Wednesday, January 19

NASA’s new space telescope will look back in time to the beginning of the universe

At 13.20, the space telescope is launched from French Guiana in South America. Here’s the most important thing you need to know.

This is the Ariane 5 rocket in French Guiana. On board is the James Webb Telescope. After three decades of work and several budget gaps, the telescope will be launched. The goal is for us to know more about the beginning of the universe.

– There are over 300 things that can go wrong. If a little thing goes wrong, it’s not a good day.

Those are the words of Nasa chief Bill Nelson. For Saturday’s event is not a small one. Behind the launch are many years of work, several years of delays and budget cracks. But if everything goes according to plan, today a kind of time machine will be sent up.

  • Here you can follow the launch directly in NASA’s own broadcast.

What is the James Webb Space Telescope?

James Webb is a space telescope that will take over the work of its predecessor Hubble. Through the telescope, one should be able to observe and learn more about what the universe looked like up to the beginning 14 billion years ago. In addition, it can provide us with information about possible habitable planets and extraterrestrial life.

What should it do?

James Webb is expected to see light from the universe’s first stars and galaxies. The light will provide information about what the original stars looked like 13.7 billion years ago.

Hubble, the space telescope that has been in operation for the past 31 years, has been able to see 13.4 billion years back. The launch of James Webb could potentially give us more information about the “Big Bang” and the 300 million years after.

The space telescope has both infrared vision and the largest mirror ever. Its predecessor Hubble could mainly see visible and ultraviolet light. The web telescope’s infrared, ie heat-sensitive “vision”, means, among other things, that it can see into black holes. This may allow you to learn more about other galaxies.
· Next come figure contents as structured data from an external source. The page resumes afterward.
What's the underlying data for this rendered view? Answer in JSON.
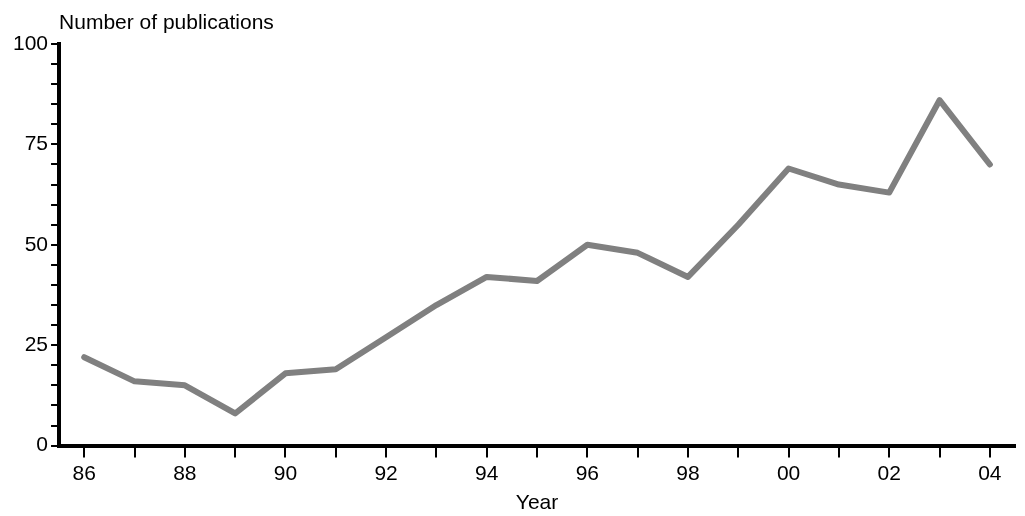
{
  "chart_data": {
    "type": "line",
    "xlabel": "Year",
    "ylabel": "Number of publications",
    "categories": [
      "86",
      null,
      "88",
      null,
      "90",
      null,
      "92",
      null,
      "94",
      null,
      "96",
      null,
      "98",
      null,
      "00",
      null,
      "02",
      null,
      "04"
    ],
    "series": [
      {
        "color": "#808080",
        "values": [
          22,
          16,
          15,
          8,
          18,
          19,
          27,
          35,
          42,
          41,
          50,
          48,
          42,
          55,
          69,
          65,
          63,
          86,
          70
        ]
      }
    ],
    "ylim": [
      0,
      100
    ],
    "yticks": [
      0,
      {
        "value": 5,
        "label": null
      },
      {
        "value": 10,
        "label": null
      },
      {
        "value": 15,
        "label": null
      },
      {
        "value": 20,
        "label": null
      },
      25,
      {
        "value": 30,
        "label": null
      },
      {
        "value": 35,
        "label": null
      },
      {
        "value": 40,
        "label": null
      },
      {
        "value": 45,
        "label": null
      },
      50,
      {
        "value": 55,
        "label": null
      },
      {
        "value": 60,
        "label": null
      },
      {
        "value": 65,
        "label": null
      },
      {
        "value": 70,
        "label": null
      },
      75,
      {
        "value": 80,
        "label": null
      },
      {
        "value": 85,
        "label": null
      },
      {
        "value": 90,
        "label": null
      },
      {
        "value": 95,
        "label": null
      },
      100
    ],
    "grid": false,
    "legend": false,
    "marker": "none",
    "line_style": "solid"
  }
}
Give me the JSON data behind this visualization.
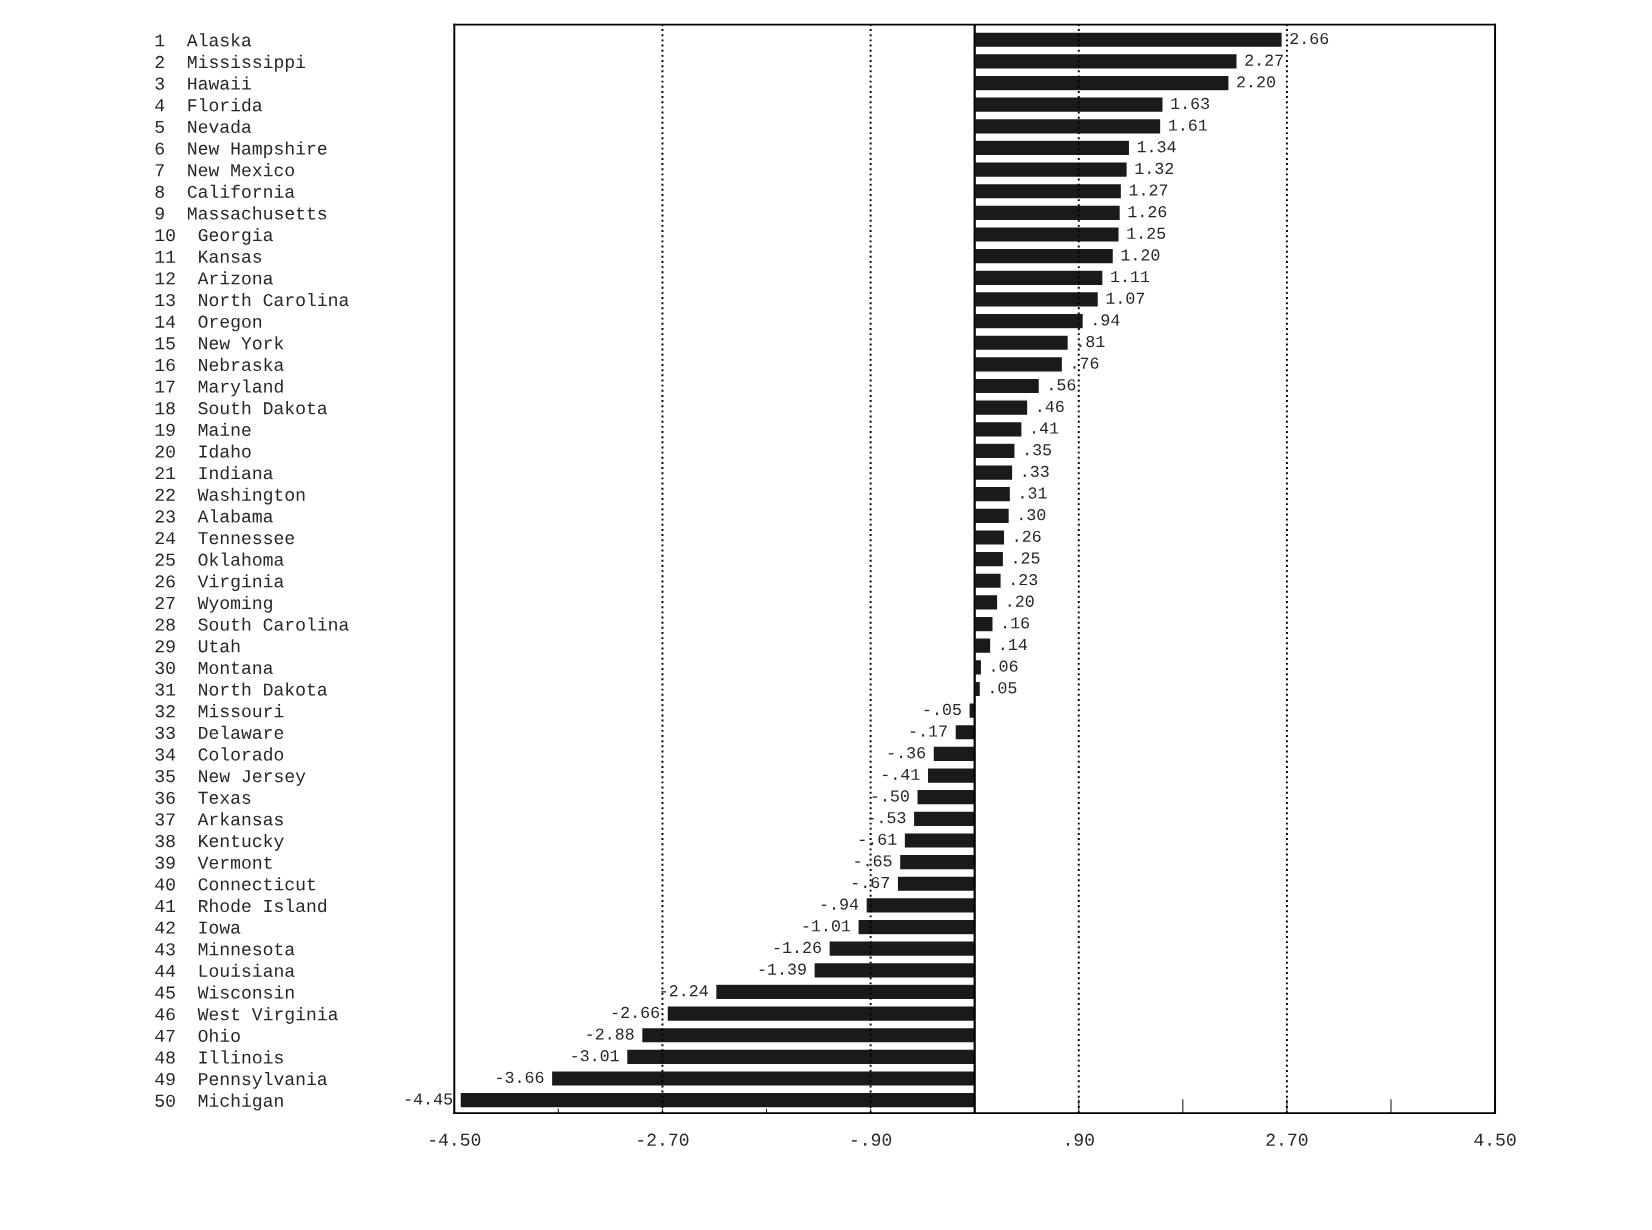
{
  "chart_data": {
    "type": "bar",
    "orientation": "horizontal",
    "categories": [
      "1  Alaska",
      "2  Mississippi",
      "3  Hawaii",
      "4  Florida",
      "5  Nevada",
      "6  New Hampshire",
      "7  New Mexico",
      "8  California",
      "9  Massachusetts",
      "10  Georgia",
      "11  Kansas",
      "12  Arizona",
      "13  North Carolina",
      "14  Oregon",
      "15  New York",
      "16  Nebraska",
      "17  Maryland",
      "18  South Dakota",
      "19  Maine",
      "20  Idaho",
      "21  Indiana",
      "22  Washington",
      "23  Alabama",
      "24  Tennessee",
      "25  Oklahoma",
      "26  Virginia",
      "27  Wyoming",
      "28  South Carolina",
      "29  Utah",
      "30  Montana",
      "31  North Dakota",
      "32  Missouri",
      "33  Delaware",
      "34  Colorado",
      "35  New Jersey",
      "36  Texas",
      "37  Arkansas",
      "38  Kentucky",
      "39  Vermont",
      "40  Connecticut",
      "41  Rhode Island",
      "42  Iowa",
      "43  Minnesota",
      "44  Louisiana",
      "45  Wisconsin",
      "46  West Virginia",
      "47  Ohio",
      "48  Illinois",
      "49  Pennsylvania",
      "50  Michigan"
    ],
    "values": [
      2.66,
      2.27,
      2.2,
      1.63,
      1.61,
      1.34,
      1.32,
      1.27,
      1.26,
      1.25,
      1.2,
      1.11,
      1.07,
      0.94,
      0.81,
      0.76,
      0.56,
      0.46,
      0.41,
      0.35,
      0.33,
      0.31,
      0.3,
      0.26,
      0.25,
      0.23,
      0.2,
      0.16,
      0.14,
      0.06,
      0.05,
      -0.05,
      -0.17,
      -0.36,
      -0.41,
      -0.5,
      -0.53,
      -0.61,
      -0.65,
      -0.67,
      -0.94,
      -1.01,
      -1.26,
      -1.39,
      -2.24,
      -2.66,
      -2.88,
      -3.01,
      -3.66,
      -4.45
    ],
    "value_labels": [
      "2.66",
      "2.27",
      "2.20",
      "1.63",
      "1.61",
      "1.34",
      "1.32",
      "1.27",
      "1.26",
      "1.25",
      "1.20",
      "1.11",
      "1.07",
      ".94",
      ".81",
      ".76",
      ".56",
      ".46",
      ".41",
      ".35",
      ".33",
      ".31",
      ".30",
      ".26",
      ".25",
      ".23",
      ".20",
      ".16",
      ".14",
      ".06",
      ".05",
      "-.05",
      "-.17",
      "-.36",
      "-.41",
      "-.50",
      "-.53",
      "-.61",
      "-.65",
      "-.67",
      "-.94",
      "-1.01",
      "-1.26",
      "-1.39",
      "-2.24",
      "-2.66",
      "-2.88",
      "-3.01",
      "-3.66",
      "-4.45"
    ],
    "color": "#1a1a1a",
    "xlim": [
      -4.5,
      4.5
    ],
    "xticks": [
      {
        "value": -4.5,
        "label": "-4.50"
      },
      {
        "value": -3.6,
        "label": null
      },
      {
        "value": -2.7,
        "label": "-2.70"
      },
      {
        "value": -1.8,
        "label": null
      },
      {
        "value": -0.9,
        "label": "-.90"
      },
      {
        "value": 0,
        "label": null
      },
      {
        "value": 0.9,
        "label": ".90"
      },
      {
        "value": 1.8,
        "label": null
      },
      {
        "value": 2.7,
        "label": "2.70"
      },
      {
        "value": 3.6,
        "label": null
      },
      {
        "value": 4.5,
        "label": "4.50"
      }
    ],
    "ref_lines": [
      {
        "axis": "x",
        "value": -2.7,
        "line_style": "dotted"
      },
      {
        "axis": "x",
        "value": -0.9,
        "line_style": "dotted"
      },
      {
        "axis": "x",
        "value": 0,
        "line_style": "solid"
      },
      {
        "axis": "x",
        "value": 0.9,
        "line_style": "dotted"
      },
      {
        "axis": "x",
        "value": 2.7,
        "line_style": "dotted"
      }
    ]
  }
}
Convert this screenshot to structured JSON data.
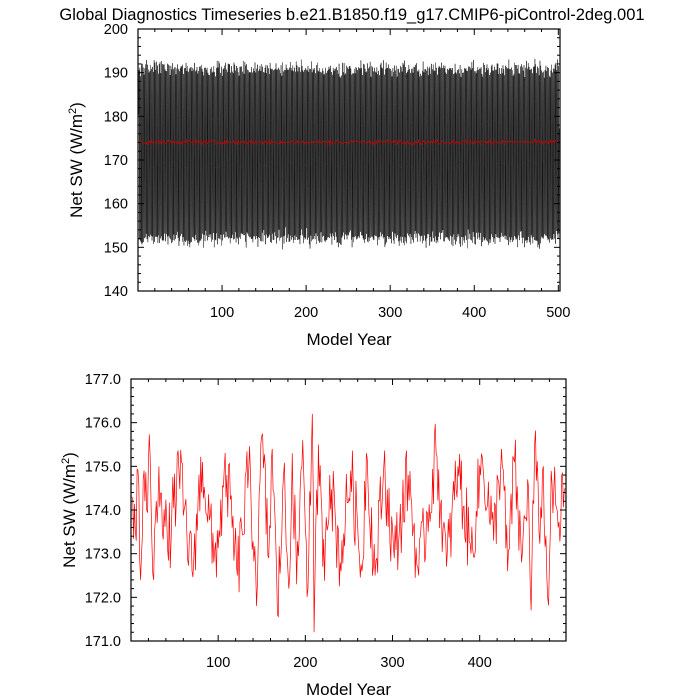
{
  "title": "Global Diagnostics Timeseries b.e21.B1850.f19_g17.CMIP6-piControl-2deg.001",
  "colors": {
    "monthly": "#000000",
    "annual": "#cc0000",
    "annual_bottom": "#ff0000",
    "axes": "#000000",
    "background": "#ffffff"
  },
  "chart_data": [
    {
      "type": "line",
      "title": "",
      "xlabel": "Model Year",
      "ylabel": "Net SW (W/m²)",
      "ylabel_base": "Net SW (W/m",
      "ylabel_sup": "2",
      "ylabel_end": ")",
      "xlim": [
        0,
        502
      ],
      "ylim": [
        140,
        200
      ],
      "xticks": [
        100,
        200,
        300,
        400,
        500
      ],
      "yticks": [
        140,
        150,
        160,
        170,
        180,
        190,
        200
      ],
      "ytick_labels": [
        "140",
        "150",
        "160",
        "170",
        "180",
        "190",
        "200"
      ],
      "grid": false,
      "series": [
        {
          "role": "monthly",
          "color": "#000000",
          "x_range": [
            1,
            501
          ],
          "samples_per_year": 12,
          "seasonal_mean": 171.5,
          "seasonal_amplitude": 19.5,
          "envelope": [
            150,
            192
          ]
        },
        {
          "role": "annual",
          "color": "#cc0000",
          "mean": 174.1,
          "envelope": [
            172.6,
            175.5
          ]
        }
      ]
    },
    {
      "type": "line",
      "title": "",
      "xlabel": "Model Year",
      "ylabel": "Net SW (W/m²)",
      "ylabel_base": "Net SW (W/m",
      "ylabel_sup": "2",
      "ylabel_end": ")",
      "xlim": [
        0,
        499
      ],
      "ylim": [
        171,
        177
      ],
      "xticks": [
        100,
        200,
        300,
        400
      ],
      "yticks": [
        171,
        172,
        173,
        174,
        175,
        176,
        177
      ],
      "ytick_labels": [
        "171.0",
        "172.0",
        "173.0",
        "174.0",
        "175.0",
        "176.0",
        "177.0"
      ],
      "grid": false,
      "series": [
        {
          "role": "annual",
          "color": "#ff0000",
          "x_range": [
            1,
            498
          ],
          "mean": 174.0,
          "points": [
            [
              1,
              174.3
            ],
            [
              5,
              173.5
            ],
            [
              8,
              174.9
            ],
            [
              11,
              172.4
            ],
            [
              15,
              174.9
            ],
            [
              18,
              174.0
            ],
            [
              22,
              175.2
            ],
            [
              26,
              172.4
            ],
            [
              32,
              175.0
            ],
            [
              42,
              173.1
            ],
            [
              55,
              174.9
            ],
            [
              70,
              172.6
            ],
            [
              82,
              175.1
            ],
            [
              95,
              172.8
            ],
            [
              110,
              174.8
            ],
            [
              122,
              172.5
            ],
            [
              135,
              174.9
            ],
            [
              145,
              172.3
            ],
            [
              150,
              175.7
            ],
            [
              158,
              172.9
            ],
            [
              162,
              175.4
            ],
            [
              168,
              171.6
            ],
            [
              175,
              174.8
            ],
            [
              181,
              172.2
            ],
            [
              185,
              175.3
            ],
            [
              190,
              172.3
            ],
            [
              197,
              175.6
            ],
            [
              203,
              172.2
            ],
            [
              208,
              176.2
            ],
            [
              210,
              171.2
            ],
            [
              215,
              175.5
            ],
            [
              220,
              172.7
            ],
            [
              228,
              174.8
            ],
            [
              240,
              172.8
            ],
            [
              252,
              174.9
            ],
            [
              265,
              172.6
            ],
            [
              270,
              175.3
            ],
            [
              280,
              172.5
            ],
            [
              290,
              175.0
            ],
            [
              302,
              172.9
            ],
            [
              318,
              174.8
            ],
            [
              330,
              172.5
            ],
            [
              350,
              175.3
            ],
            [
              362,
              172.7
            ],
            [
              375,
              175.0
            ],
            [
              390,
              173.0
            ],
            [
              403,
              175.2
            ],
            [
              416,
              173.3
            ],
            [
              425,
              175.4
            ],
            [
              432,
              172.6
            ],
            [
              440,
              175.1
            ],
            [
              448,
              172.8
            ],
            [
              455,
              174.7
            ],
            [
              459,
              171.7
            ],
            [
              463,
              175.5
            ],
            [
              468,
              173.5
            ],
            [
              472,
              174.9
            ],
            [
              478,
              172.0
            ],
            [
              483,
              174.6
            ],
            [
              490,
              173.6
            ],
            [
              498,
              174.5
            ]
          ]
        }
      ]
    }
  ]
}
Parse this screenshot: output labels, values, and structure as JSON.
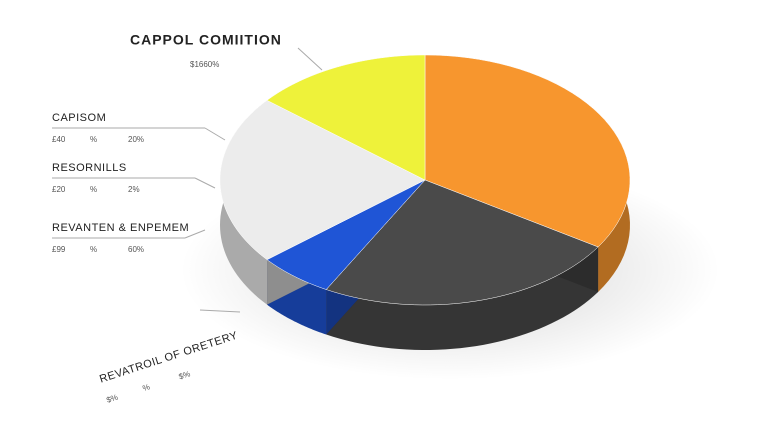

In addition, it can give us information about possible life outside of Earth.

The main mirror consists of 18 hexagonal parts. The mirror is covered by a microscopically thin layer of gold that provides high sensitivity to infrared radiation.

Where should it be?

1.6 million kilometers from Earth. It must be in what is called the other Lagrange point. Here the telescope will be in equilibrium with the Earth and the sun. This means that it uses minimal force to stand.

Webb will always be on the Earth’s night side because it circulates around the sun at the same time as the Earth.

When is it coming?

If everything goes according to plan, the space telescope should be launched with the Ariane 5 rocket. After 26 minutes, it should be detached from the rocket.

The Webb telescope will then spend about a month arriving at its new home.

What has this cost?

Like its predecessor Hubble, both the schedule and the budget were blown up in the work of getting James Webb ready for launch.

$ 10 billion costs this – equivalent to almost 90 billion kroner. The price also includes the work over the next five years. This will be the largest and most expensive astronomical observatory ever.

The European Space Agency (ESA) is paying for the launch.

Why is it being shot up from French Guiana?

Esa and the Canadian space agency CSA are collaborating with Nasa on the space telescope. Esa has a space center in Kourou, French Guiana. The space telescope was built in the United States and then moved to the space center in South America.

French Guiana is located near the equator. Thus, rockets get a little extra push from the Earth’s rotation.

Why is it called James Webb?

The space telescope is named after the man who led Nasa for much of the 1960s, James Webb. But not without controversy.

In 2015, a columnist for the Seattle newspaper The Stranger, Dan Savage, pointed out that Webb was Secretary of State in the Truman government and under the so-called “lavender scare”. During this period, thousands of gays lost their jobs in the state when they were seen as threats to security. It writes The New York Times.

In any case, Nasa has chosen to keep the name on the telescope. According to Nasa chief Bill Nelson, they have investigated and come to the conclusion that there is no evidence to suggest that they need to change the name.